Washington now possesses credible means to target Iran’s air defenses, command structures, missile forces, naval assets and military and nuclear industries for major effects without repeating the large-scale ground wars of the past.

The message, however, is not that war is inevitable. Rather, it is that Iran’s long-standing brinkmanship strategy may be reaching its limits. It is time for Tehran to decide.
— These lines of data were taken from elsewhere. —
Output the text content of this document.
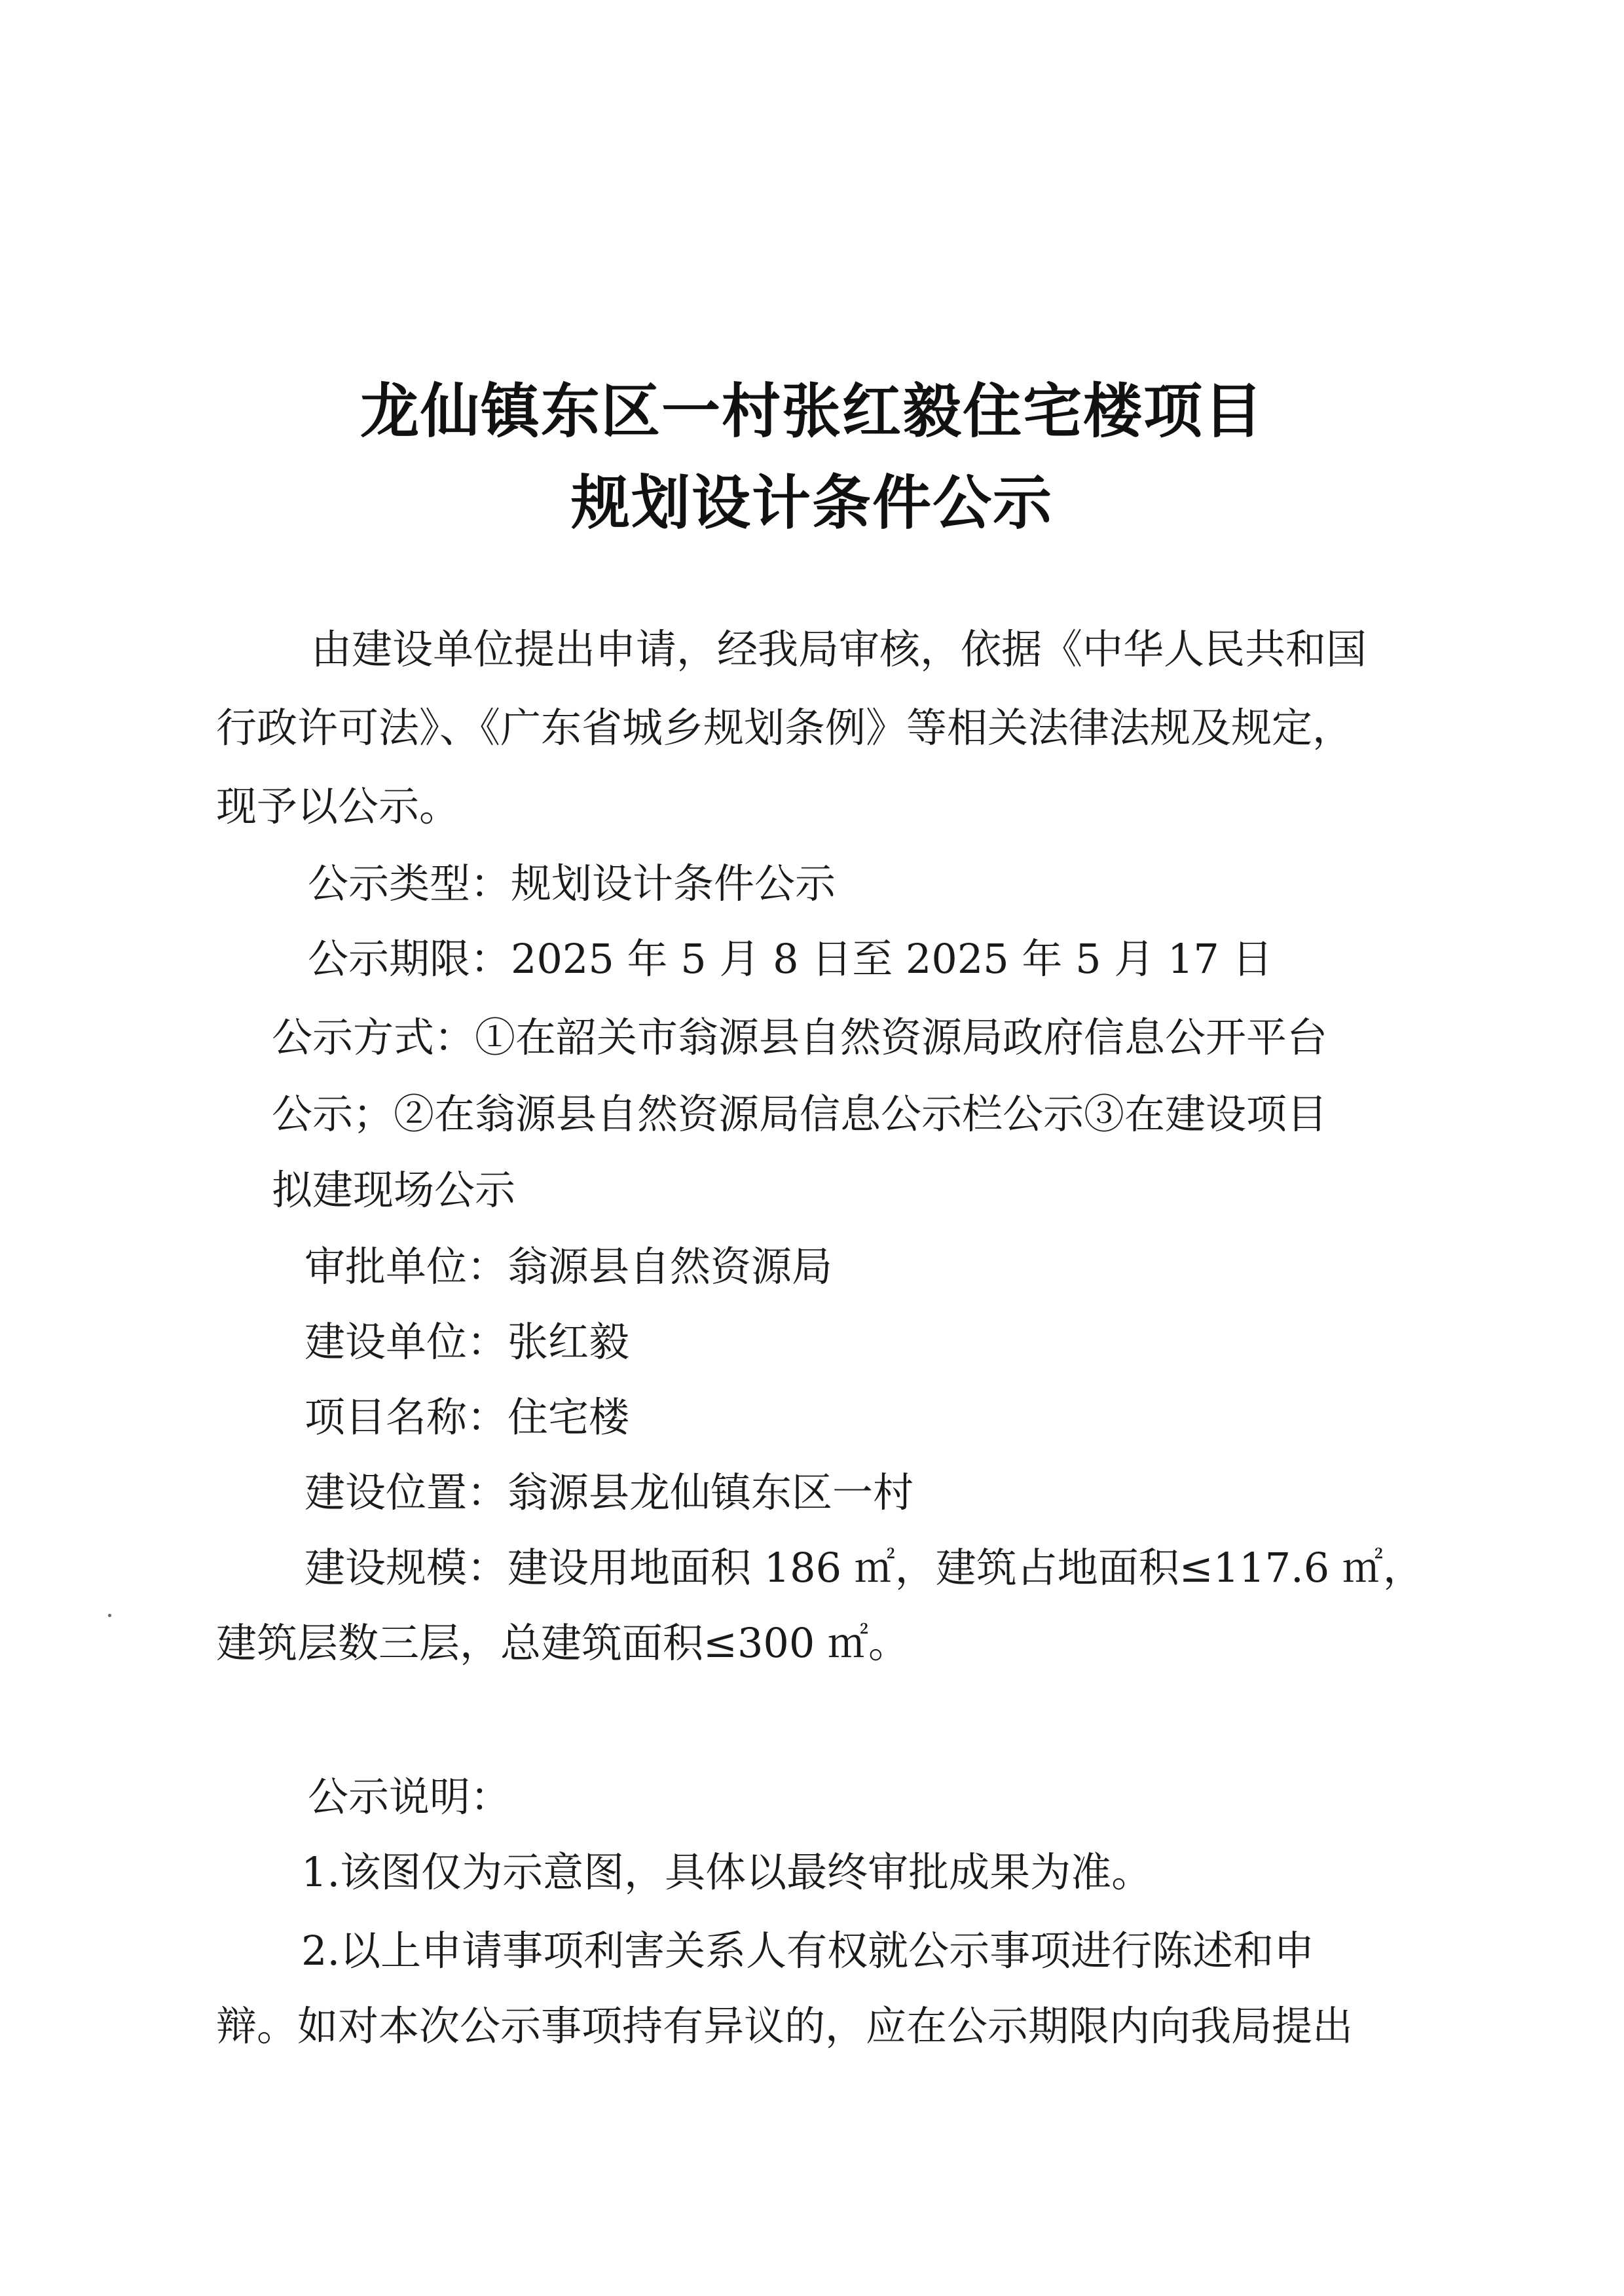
龙仙镇东区一村张红毅住宅楼项目
规划设计条件公示
由建设单位提出申请，经我局审核，依据《中华人民共和国
行政许可法》、《广东省城乡规划条例》等相关法律法规及规定，
现予以公示。
公示类型：规划设计条件公示
公示期限：2025 年 5 月 8 日至 2025 年 5 月 17 日
公示方式：①在韶关市翁源县自然资源局政府信息公开平台
公示；②在翁源县自然资源局信息公示栏公示③在建设项目
拟建现场公示
审批单位：翁源县自然资源局
建设单位：张红毅
项目名称：住宅楼
建设位置：翁源县龙仙镇东区一村
建设规模：建设用地面积 186 ㎡，建筑占地面积≤117.6 ㎡，
建筑层数三层，总建筑面积≤300 ㎡。
公示说明：
1.该图仅为示意图，具体以最终审批成果为准。
2.以上申请事项利害关系人有权就公示事项进行陈述和申
辩。如对本次公示事项持有异议的，应在公示期限内向我局提出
This does not necessarily mean surrender, but strategic realism.

In 1988, after eight devastating years of war with Iraq, the Islamic Republic’s founder and first supreme leader Ruhollah Khomeini accepted a ceasefire he described as “drinking from poisonous chalice.” The decision was politically humiliating for many within the revolutionary establishment, yet it prevented further destruction and preserved the state.

Iran may now confront a comparable moment of transformation. Accepting strategic capitulation would not necessarily mean dismantling the state or abandoning national defense. It would mean relinquishing powers and institutions, such as IRGC and Basij, that have contributed to oppression and prolonged isolation, halting uranium enrichment, placing missile programs under verifiable constraints, severing relations with proxy militias as instruments of foreign policy and ending existential rhetoric toward regional adversaries.

In return, Iran could pursue what many of its citizens have long sought: economic recovery, sanctions relief and diplomatic normalization.

Yet, after the events of January 2026, those gains alone may not satisfy public expectations. A growing segment of Iranian society is demanding fundamental political change and a credible path toward secular democracy and free elections in Iran.

The alternative is military attrition layered atop economic fragility and domestic unrest. Infrastructure would degrade further. Isolation would deepen. Public anger would intensify. Repression might temporarily contain dissent but would likely compound long-term instability.

History is ruthless with rulers who mistake ideological stubbornness for strength.

Those ruling Iran still have a narrowing window to prioritize real national interests over ideological expansion. Durable power rests not only in centrifuge halls and missile tunnels, but in legitimacy, prosperity and social cohesion.

For decades, the Islamic Republic framed confrontation as strength and resistance as destiny. Now the shadow of war hangs over Iran. Whether it chooses a peaceful concession of power or renewed escalation with unforeseen consequences may determine not only its own future, but the trajectory of the country and the nation it currently governs.

The path less treacherous for Iran appears clear: stepping back from confrontation and allowing Iranians to choose their future, even if that means the end of an era for those ruling the country.